Photovoltaïque :
quand le RN relaie
les arguments des lobbies
Jordan Allouche
Lobbyiste écologiste
25 mars 2025
Un amendement déposé par un député du Rassemblement National propose de supprimer l’obligation d’installer des panneaux solaires sur les parkings extérieurs. Derrière l’argument de la simplification, une convergence d’intérêts préoccupante entre les positions du RN et celles de plusieurs lobbies économiques mobilisés contre cette mesure depuis deux ans.
Le fond de l’amendement est limpide : abroger l’article 40 de la loi du 10 mars 2023 sur l’accélération des énergies renouvelables. Cet article impose aux parkings extérieurs de plus de 1 500 m² de couvrir au moins 50 % de leur surface avec des panneaux photovoltaïques. Une mesure simple, ciblée, et fondée sur un principe aujourd’hui largement partagé : utiliser en priorité les surfaces déjà artificialisées pour développer les énergies renouvelables, sans empiéter sur les terres agricoles ou les espaces naturels.
Mais pour le député RN du Gard Nicolas Meizonnet, cette obligation représenterait « une charge difficilement supportable pour de nombreux gestionnaires de parkings ». Dans l’exposé des motifs, il évoque des normes trop lourdes, des investissements trop coûteux, et défend le « mix énergétique historique français » fondé sur le nucléaire et l’hydroélectricité. Il ajoute qu’un développement trop rapide du solaire pourrait « déstabiliser le système électrique » en raison de son intermittence.
Un argumentaire qui n’est pas sans rappeler celui porté par plusieurs représentants d’intérêts économiques depuis deux ans.
Une mobilisation organisée contre l’obligation solaire
En janvier 2025, onze fédérations professionnelles, dont la Fédération du commerce et de la distribution (FCD), Perifem, Mobilians (professionnels de l’automobile), la FACT (centres commerciaux) ou encore la Fédération nationale des métiers du stationnement (FNMS), ont déposé un recours devant le Conseil d’État contre le décret d’application de cette mesure.
Dans leurs argumentaires, ces organisations dénoncent des délais trop courts, une mesure jugée « irréaliste », et des effets contradictoires avec d’autres politiques publiques comme la végétalisation des parkings ou l’installation de bornes de recharge électrique.

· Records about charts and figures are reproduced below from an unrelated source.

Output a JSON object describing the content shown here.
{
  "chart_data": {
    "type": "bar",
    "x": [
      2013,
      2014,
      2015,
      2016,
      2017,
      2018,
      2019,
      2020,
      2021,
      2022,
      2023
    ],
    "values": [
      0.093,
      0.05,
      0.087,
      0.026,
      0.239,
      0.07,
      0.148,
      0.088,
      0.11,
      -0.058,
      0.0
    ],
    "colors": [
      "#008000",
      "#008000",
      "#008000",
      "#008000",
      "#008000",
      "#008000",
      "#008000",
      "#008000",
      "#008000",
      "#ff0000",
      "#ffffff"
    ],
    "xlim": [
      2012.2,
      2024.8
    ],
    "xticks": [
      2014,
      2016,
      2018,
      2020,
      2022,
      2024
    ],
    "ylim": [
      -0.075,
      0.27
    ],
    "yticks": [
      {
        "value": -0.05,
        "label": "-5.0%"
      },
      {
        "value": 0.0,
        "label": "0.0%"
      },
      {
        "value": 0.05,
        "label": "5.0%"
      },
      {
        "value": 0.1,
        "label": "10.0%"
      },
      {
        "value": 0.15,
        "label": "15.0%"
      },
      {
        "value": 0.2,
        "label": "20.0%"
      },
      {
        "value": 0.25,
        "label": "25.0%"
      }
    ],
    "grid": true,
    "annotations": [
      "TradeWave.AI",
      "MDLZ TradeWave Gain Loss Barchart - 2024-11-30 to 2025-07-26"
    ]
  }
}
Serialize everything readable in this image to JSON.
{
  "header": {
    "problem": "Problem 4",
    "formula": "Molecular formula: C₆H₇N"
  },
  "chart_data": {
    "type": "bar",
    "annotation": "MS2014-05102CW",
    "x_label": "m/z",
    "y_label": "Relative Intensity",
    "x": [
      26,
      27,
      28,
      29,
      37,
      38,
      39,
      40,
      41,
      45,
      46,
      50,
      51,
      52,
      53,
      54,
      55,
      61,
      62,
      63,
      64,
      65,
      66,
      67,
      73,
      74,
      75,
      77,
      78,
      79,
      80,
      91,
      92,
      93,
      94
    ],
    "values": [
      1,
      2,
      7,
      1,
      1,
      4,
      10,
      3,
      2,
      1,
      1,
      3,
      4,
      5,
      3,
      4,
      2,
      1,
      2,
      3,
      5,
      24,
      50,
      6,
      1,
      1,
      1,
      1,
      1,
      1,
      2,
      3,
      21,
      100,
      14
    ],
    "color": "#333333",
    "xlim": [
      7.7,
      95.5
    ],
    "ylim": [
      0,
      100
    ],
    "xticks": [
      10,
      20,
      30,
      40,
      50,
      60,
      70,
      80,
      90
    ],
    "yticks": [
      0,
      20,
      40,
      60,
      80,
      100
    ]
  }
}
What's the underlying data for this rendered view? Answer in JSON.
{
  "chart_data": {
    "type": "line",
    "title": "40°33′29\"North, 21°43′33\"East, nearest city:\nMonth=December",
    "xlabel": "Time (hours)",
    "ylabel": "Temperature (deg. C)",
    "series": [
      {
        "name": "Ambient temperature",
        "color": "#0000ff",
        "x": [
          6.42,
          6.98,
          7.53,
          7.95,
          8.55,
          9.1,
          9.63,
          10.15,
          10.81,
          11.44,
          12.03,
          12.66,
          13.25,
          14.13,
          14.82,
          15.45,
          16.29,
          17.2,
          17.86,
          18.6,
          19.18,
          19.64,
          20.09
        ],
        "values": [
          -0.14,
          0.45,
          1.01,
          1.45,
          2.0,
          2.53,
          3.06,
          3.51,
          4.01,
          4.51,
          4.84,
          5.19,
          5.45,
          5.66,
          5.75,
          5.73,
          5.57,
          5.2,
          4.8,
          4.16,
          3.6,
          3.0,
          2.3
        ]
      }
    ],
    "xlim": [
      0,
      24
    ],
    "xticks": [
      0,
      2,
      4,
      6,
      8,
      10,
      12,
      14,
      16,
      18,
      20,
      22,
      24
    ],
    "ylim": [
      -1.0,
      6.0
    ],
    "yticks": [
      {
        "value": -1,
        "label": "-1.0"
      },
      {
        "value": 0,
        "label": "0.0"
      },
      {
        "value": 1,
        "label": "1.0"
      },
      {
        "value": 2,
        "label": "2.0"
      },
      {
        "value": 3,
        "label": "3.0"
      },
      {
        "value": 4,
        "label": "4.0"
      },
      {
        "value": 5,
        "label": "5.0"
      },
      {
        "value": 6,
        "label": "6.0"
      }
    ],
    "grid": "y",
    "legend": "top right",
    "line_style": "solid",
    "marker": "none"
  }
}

Elles réclament un phasing dans le temps, une redéfinition de la surface à couvrir (en excluant les voies de circulation), ou un report de l’obligation à 2030.
Le problème ? En adaptant la mesure à ce point, on la vide de sa substance. Réduire les 50 % à la seule surface des places de stationnement revient à couvrir, dans les faits, une fraction très limitée des parkings. Et retarder l’échéance repousse d’autant la montée en puissance de la production solaire en France.
Une convergence d’intérêts qui interroge
À ce stade, rien ne permet d’affirmer que le Rassemblement National a déposé cet amendement à la demande explicite de ces acteurs économiques. Mais la similitude des arguments, la temporalité et la formulation interrogent. Cet épisode illustre une convergence d’intérêts croissante entre certaines positions politiques et les exigences des grands lobbies industriels, sur fond de remise en cause des politiques environnementales.
Ce n’est pas la première fois. En 2023, le RN s’était opposé à plusieurs mesures favorables aux énergies renouvelables dans le cadre de la loi « climat » et, au Parlement européen, ses élus ont défendu l’exploitation de nouveaux gisements d’hydrocarbures en mer du Nord. Dans chaque cas, la priorité donnée aux filières polluantes est assumée, souvent au nom de la souveraineté ou du pouvoir d’achat, mais toujours au détriment de la transition.
Une mesure cohérente avec les enjeux climatiques
Pourtant, la nécessité de déployer massivement le solaire n’est plus contestée scientifiquement. Le GIEC estime qu’il faut multiplier par 6 la capacité photovoltaïque mondiale d’ici 2030 pour espérer limiter le réchauffement à +1,5 °C. En France, les toitures, les friches industrielles, mais aussi les parkings, constituent un gisement considérable et sans conflit d’usage.
En refusant de solariser les parkings, c’est une des rares mesures à fort potentiel, rapide à mettre en œuvre et compatible avec la relance industrielle française (notamment via les gigafactories de panneaux), que l’on sacrifie.
Une bataille politique, mais aussi démocratique
Ce que révèle cet amendement, c’est que derrière le débat technique se cache un enjeu démocratique plus profond : à qui profite l’inaction climatique ? Qui décide des priorités énergétiques ? Et pourquoi tant d’efforts sont-ils mobilisés pour entraver des mesures modestes, mais symboliquement fortes ?
Refuser de solariser les parkings, en 2025, ce n’est pas de la simplification. C’est une abdication.